Exosomes contain mutated KRAS and p53 DNA. A, by PCR, we amplified a 466-bp fragment of KRAS spanning exon 2 and intron 2 and a 1564-bp fragment of p53 spanning 4 exons and 3 introns. B, Sanger sequencing of genomic DNA from Panc-1 cells and corresponding exosomes revealed the same heterozygous mutation of KRAS on codon 12 (GGT to GAT) and the similar homozygous mutation of p53 on codon 273 (CGT to CAT). T3M4 cells and corresponding exosomes displayed the same homozygous mutation of p53 on codon 220 (TAT to TGT).
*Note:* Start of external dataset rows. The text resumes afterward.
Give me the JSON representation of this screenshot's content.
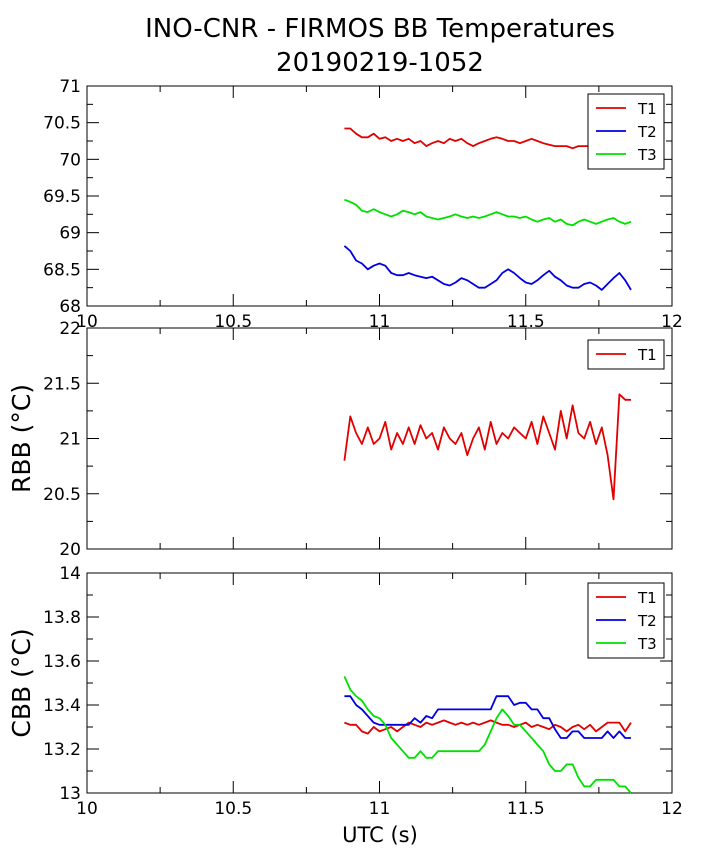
{
  "title": "INO-CNR - FIRMOS BB Temperatures",
  "subtitle": "20190219-1052",
  "xlabel": "UTC (s)",
  "colors": {
    "T1": "#e00000",
    "T2": "#0000e0",
    "T3": "#00e000"
  },
  "chart_data": [
    {
      "type": "line",
      "ylabel": "",
      "xlim": [
        10,
        12
      ],
      "ylim": [
        68,
        71
      ],
      "xticks": [
        "10",
        "10.5",
        "11",
        "11.5",
        "12"
      ],
      "yticks": [
        "68",
        "68.5",
        "69",
        "69.5",
        "70",
        "70.5",
        "71"
      ],
      "legend": "top-right",
      "x": [
        10.88,
        10.9,
        10.92,
        10.94,
        10.96,
        10.98,
        11.0,
        11.02,
        11.04,
        11.06,
        11.08,
        11.1,
        11.12,
        11.14,
        11.16,
        11.18,
        11.2,
        11.22,
        11.24,
        11.26,
        11.28,
        11.3,
        11.32,
        11.34,
        11.36,
        11.38,
        11.4,
        11.42,
        11.44,
        11.46,
        11.48,
        11.5,
        11.52,
        11.54,
        11.56,
        11.58,
        11.6,
        11.62,
        11.64,
        11.66,
        11.68,
        11.7,
        11.72,
        11.74,
        11.76,
        11.78,
        11.8,
        11.82,
        11.84,
        11.86
      ],
      "series": [
        {
          "name": "T1",
          "color": "#e00000",
          "values": [
            70.42,
            70.42,
            70.35,
            70.3,
            70.3,
            70.35,
            70.28,
            70.3,
            70.25,
            70.28,
            70.25,
            70.28,
            70.22,
            70.25,
            70.18,
            70.22,
            70.25,
            70.22,
            70.28,
            70.25,
            70.28,
            70.22,
            70.18,
            70.22,
            70.25,
            70.28,
            70.3,
            70.28,
            70.25,
            70.25,
            70.22,
            70.25,
            70.28,
            70.25,
            70.22,
            70.2,
            70.18,
            70.18,
            70.18,
            70.15,
            70.18,
            70.18,
            70.18,
            70.15,
            70.18,
            70.18,
            70.12,
            70.15,
            70.15,
            70.15
          ]
        },
        {
          "name": "T2",
          "color": "#0000e0",
          "values": [
            68.82,
            68.75,
            68.62,
            68.58,
            68.5,
            68.55,
            68.58,
            68.55,
            68.45,
            68.42,
            68.42,
            68.45,
            68.42,
            68.4,
            68.38,
            68.4,
            68.35,
            68.3,
            68.28,
            68.32,
            68.38,
            68.35,
            68.3,
            68.25,
            68.25,
            68.3,
            68.35,
            68.45,
            68.5,
            68.45,
            68.38,
            68.32,
            68.3,
            68.35,
            68.42,
            68.48,
            68.4,
            68.35,
            68.28,
            68.25,
            68.25,
            68.3,
            68.32,
            68.28,
            68.22,
            68.3,
            68.38,
            68.45,
            68.35,
            68.22
          ]
        },
        {
          "name": "T3",
          "color": "#00e000",
          "values": [
            69.45,
            69.42,
            69.38,
            69.3,
            69.28,
            69.32,
            69.28,
            69.25,
            69.22,
            69.25,
            69.3,
            69.28,
            69.25,
            69.28,
            69.22,
            69.2,
            69.18,
            69.2,
            69.22,
            69.25,
            69.22,
            69.2,
            69.22,
            69.2,
            69.22,
            69.25,
            69.28,
            69.25,
            69.22,
            69.22,
            69.2,
            69.22,
            69.18,
            69.15,
            69.18,
            69.2,
            69.15,
            69.18,
            69.12,
            69.1,
            69.15,
            69.18,
            69.15,
            69.12,
            69.15,
            69.18,
            69.2,
            69.15,
            69.12,
            69.15
          ]
        }
      ]
    },
    {
      "type": "line",
      "ylabel": "RBB (°C)",
      "xlim": [
        10,
        12
      ],
      "ylim": [
        20,
        22
      ],
      "xticks": [
        "",
        "",
        "",
        "",
        ""
      ],
      "yticks": [
        "20",
        "20.5",
        "21",
        "21.5",
        "22"
      ],
      "legend": "top-right",
      "x": [
        10.88,
        10.9,
        10.92,
        10.94,
        10.96,
        10.98,
        11.0,
        11.02,
        11.04,
        11.06,
        11.08,
        11.1,
        11.12,
        11.14,
        11.16,
        11.18,
        11.2,
        11.22,
        11.24,
        11.26,
        11.28,
        11.3,
        11.32,
        11.34,
        11.36,
        11.38,
        11.4,
        11.42,
        11.44,
        11.46,
        11.48,
        11.5,
        11.52,
        11.54,
        11.56,
        11.58,
        11.6,
        11.62,
        11.64,
        11.66,
        11.68,
        11.7,
        11.72,
        11.74,
        11.76,
        11.78,
        11.8,
        11.82,
        11.84,
        11.86
      ],
      "series": [
        {
          "name": "T1",
          "color": "#e00000",
          "values": [
            20.8,
            21.2,
            21.05,
            20.95,
            21.1,
            20.95,
            21.0,
            21.15,
            20.9,
            21.05,
            20.95,
            21.1,
            20.95,
            21.12,
            21.0,
            21.05,
            20.9,
            21.1,
            21.0,
            20.95,
            21.05,
            20.85,
            21.0,
            21.1,
            20.9,
            21.15,
            20.95,
            21.05,
            21.0,
            21.1,
            21.05,
            21.0,
            21.15,
            20.95,
            21.2,
            21.05,
            20.9,
            21.25,
            21.0,
            21.3,
            21.05,
            21.0,
            21.15,
            20.95,
            21.1,
            20.85,
            20.45,
            21.4,
            21.35,
            21.35
          ]
        }
      ]
    },
    {
      "type": "line",
      "ylabel": "CBB (°C)",
      "xlim": [
        10,
        12
      ],
      "ylim": [
        13,
        14
      ],
      "xticks": [
        "10",
        "10.5",
        "11",
        "11.5",
        "12"
      ],
      "yticks": [
        "13",
        "13.2",
        "13.4",
        "13.6",
        "13.8",
        "14"
      ],
      "legend": "top-right",
      "x": [
        10.88,
        10.9,
        10.92,
        10.94,
        10.96,
        10.98,
        11.0,
        11.02,
        11.04,
        11.06,
        11.08,
        11.1,
        11.12,
        11.14,
        11.16,
        11.18,
        11.2,
        11.22,
        11.24,
        11.26,
        11.28,
        11.3,
        11.32,
        11.34,
        11.36,
        11.38,
        11.4,
        11.42,
        11.44,
        11.46,
        11.48,
        11.5,
        11.52,
        11.54,
        11.56,
        11.58,
        11.6,
        11.62,
        11.64,
        11.66,
        11.68,
        11.7,
        11.72,
        11.74,
        11.76,
        11.78,
        11.8,
        11.82,
        11.84,
        11.86
      ],
      "series": [
        {
          "name": "T1",
          "color": "#e00000",
          "values": [
            13.32,
            13.31,
            13.31,
            13.28,
            13.27,
            13.3,
            13.28,
            13.29,
            13.3,
            13.28,
            13.3,
            13.32,
            13.31,
            13.3,
            13.32,
            13.31,
            13.32,
            13.33,
            13.32,
            13.31,
            13.32,
            13.31,
            13.32,
            13.31,
            13.32,
            13.33,
            13.32,
            13.31,
            13.31,
            13.3,
            13.31,
            13.32,
            13.3,
            13.31,
            13.3,
            13.29,
            13.31,
            13.3,
            13.28,
            13.3,
            13.31,
            13.29,
            13.31,
            13.28,
            13.3,
            13.32,
            13.32,
            13.32,
            13.28,
            13.32
          ]
        },
        {
          "name": "T2",
          "color": "#0000e0",
          "values": [
            13.44,
            13.44,
            13.4,
            13.38,
            13.35,
            13.32,
            13.31,
            13.31,
            13.31,
            13.31,
            13.31,
            13.31,
            13.34,
            13.32,
            13.35,
            13.34,
            13.38,
            13.38,
            13.38,
            13.38,
            13.38,
            13.38,
            13.38,
            13.38,
            13.38,
            13.38,
            13.44,
            13.44,
            13.44,
            13.4,
            13.41,
            13.41,
            13.38,
            13.38,
            13.34,
            13.34,
            13.29,
            13.25,
            13.25,
            13.28,
            13.28,
            13.25,
            13.25,
            13.25,
            13.25,
            13.28,
            13.25,
            13.28,
            13.25,
            13.25
          ]
        },
        {
          "name": "T3",
          "color": "#00e000",
          "values": [
            13.53,
            13.47,
            13.44,
            13.42,
            13.38,
            13.35,
            13.34,
            13.31,
            13.25,
            13.22,
            13.19,
            13.16,
            13.16,
            13.19,
            13.16,
            13.16,
            13.19,
            13.19,
            13.19,
            13.19,
            13.19,
            13.19,
            13.19,
            13.19,
            13.22,
            13.28,
            13.34,
            13.38,
            13.35,
            13.31,
            13.31,
            13.28,
            13.25,
            13.22,
            13.19,
            13.13,
            13.1,
            13.1,
            13.13,
            13.13,
            13.07,
            13.03,
            13.03,
            13.06,
            13.06,
            13.06,
            13.06,
            13.03,
            13.03,
            13.0
          ]
        }
      ]
    }
  ]
}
C, PCR amplification provided evidence for long fragments of DNA in circulating exosomes from two healthy donors and two patients with pancreatic cancer. We could retrieve a 466-bp fragment of KRAS DNA and 609-bp fragment of p53 DNA spanning exons 7 and 8 and intron 7. When serum samples depleted of exosomes were subjected to PCR, no KRAS or p53 amplicon could be detected. PDAC, pancreatic ductal adenocarcinoma. D, Sanger sequencing of serum exosome-derived DNA was able to detect DNA with a KRAS mutation on codon 22. In a second patient, Sanger sequencing revealed a KRAS mutation on codon 12 and a p53 mutation on codon 273.